Closed mark-wff closed 2 years ago
@mark-wff Take a look at the GraphQL Authentication plugin.
My front-end and my CMS are on separate domains. I'm still working through some CORS and cross-site cookie issues, but this will handle the authentication piece for you.
Definitely possible to run Craft from a subdomain. See craftcms/cms#5303 for a discussion on handling headless authentication.
If I understand it correctly, there is no mention of a logged in user in ticket craftcms/cms#5303 .
Your statement was:
The user will only actually be “logged in” for the duration of that one request. They won’t get an actual user session this way.
In my case I need a user session. It would be great if we could open this ticket again.
Ah, alright.
@mark-wff Just my opinion but I always relied to Yii2 for such things https://www.yiiframework.com/doc/guide/2.0/en/rest-authentication
I really love Yii2 Rest Service and used it in several projects without regret. You can use it with a session too. Even on different domains if you allow auth cookies in your JS library of choice (eg: in Axios you need to define it, others do it automatically)
Okay I played around a bit with my configuration.
Domains: Craft: craft.localhost React: web.craft.localhost:3000
.htaccess
<IfModule mod_headers.c>
Header always set Access-Control-Allow-Origin "http://web.craft.localhost:3000"

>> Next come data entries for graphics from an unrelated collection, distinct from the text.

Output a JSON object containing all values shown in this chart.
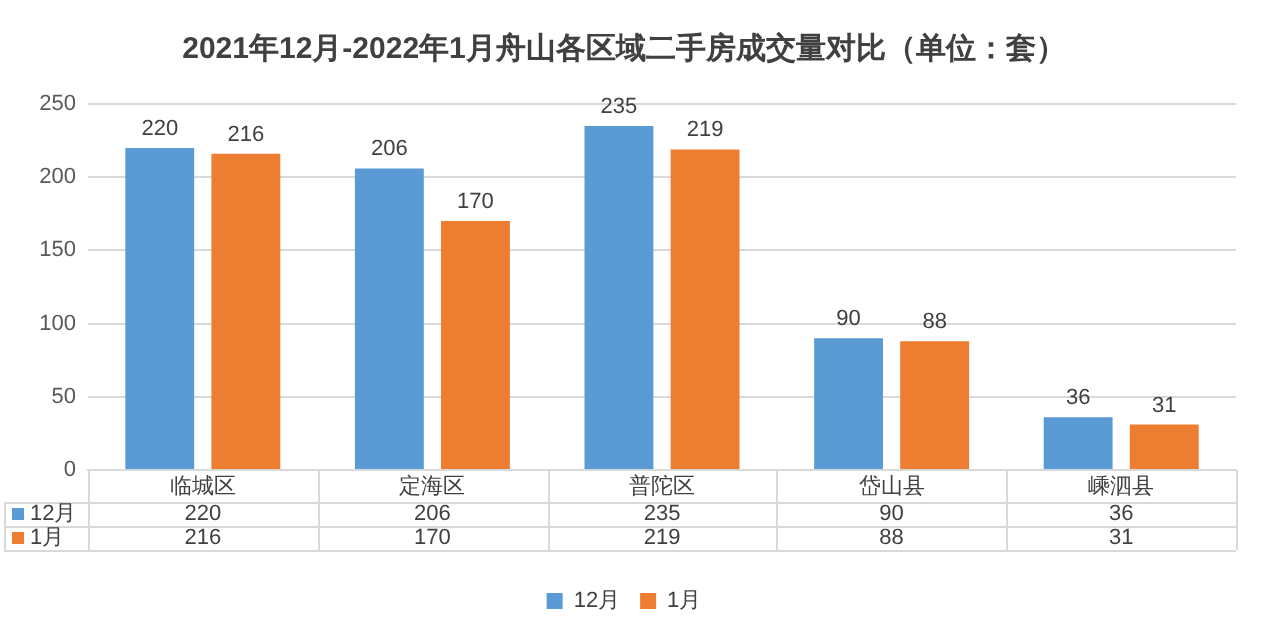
{
  "chart_data": {
    "type": "bar",
    "title": "2021年12月-2022年1月舟山各区域二手房成交量对比（单位：套）",
    "categories": [
      "临城区",
      "定海区",
      "普陀区",
      "岱山县",
      "嵊泗县"
    ],
    "series": [
      {
        "name": "12月",
        "color": "#5b9bd5",
        "values": [
          220,
          206,
          235,
          90,
          36
        ]
      },
      {
        "name": "1月",
        "color": "#ed7d31",
        "values": [
          216,
          170,
          219,
          88,
          31
        ]
      }
    ],
    "annotations": [
      "220",
      "206",
      "235",
      "90",
      "36",
      "216",
      "170",
      "219",
      "88",
      "31"
    ],
    "ylim": [
      0,
      250
    ],
    "yticks": [
      0,
      50,
      100,
      150,
      200,
      250
    ],
    "grid": "y",
    "legend": "bottom",
    "data_labels": true
  }
}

Header always set Access-Control-Allow-Credentials true
</IfModule>
My Craft-Config (general.php):
'enableCsrfProtection' => true,
'enableCsrfCookie' => true,
'defaultCookieDomain' => '.craft.localhost',
Get CSRF-Token in React
const getCsrfToken = () => {
axios.get('http://craft.localhost/actions/users/session-info', {withCredentials: true}).then((response) => {
console.log(response.data.csrfTokenValue);
window.csrf = response.data.csrfTokenValue;
});
}
Login-Function in React
const login = () => {
const bodyFormData = new FormData();
bodyFormData.append('CRAFT_CSRF_TOKEN', window.csrf);
bodyFormData.append('action', 'users/login');
bodyFormData.append('loginName', 'mark.wolff');
bodyFormData.append('password', 'TestTest');
axios.post('http://craft.localhost/actions', bodyFormData, {withCredentials: true});
}
This is how the login works for me. However, I can't activate the HeadlessMode like this, because the HeadlessMode disables the routes for some actions:
The loginPath, logoutPath, setPasswordPath, and verifyEmailPath settings will be ignored. (https://craftcms.com/docs/3.x/config/config-settings.html#headlessmode)
Also, it would be nice if the login (and the other User-Actions from: https://craftcms.com/docs/3.x/dev/controller-actions.html#post-entries-save-entry) would also work via a JSON request. Something like:
{
"csrfToken": "<csrftoken>"
"loginName": "<loginName>",
"password": "<password>"
}
I'm also not sure if it's a good way to retrieve the CSRF token via a get request. At the same time there is also the CRAFT_CSRF_TOKEN cookie. But this one is not readable for JS, because it is set to httpOnly. Is it maybe a good way to make the CSRF cookie accessible for JS?
Transferred this over to our docs repo, since this seems mostly like an opportunity to improve headless documentation.
Would be good if the documentation for headlessMode was more detailed at this point. But I also think that the headless mode for authentication could be improved to talk with Frontend-Frameworks like React and so on.
Closing now that #428 is merged!
Description
Is there a best practice how a user management with a SPA (Single Page Application) can/should be implemented? Does Craft have to be provided in the same domain or is it also possible to run Craft in a subdomain?
My current solution is to provide Craft in a subfolder. (Frontend: example.com/ Craft: example.com/craft) It would be nicer to have a subdomain. (Frontend: example.com/ Craft: craft.example.com)
Important is the possibility to log in and out in the SPA to access certain content.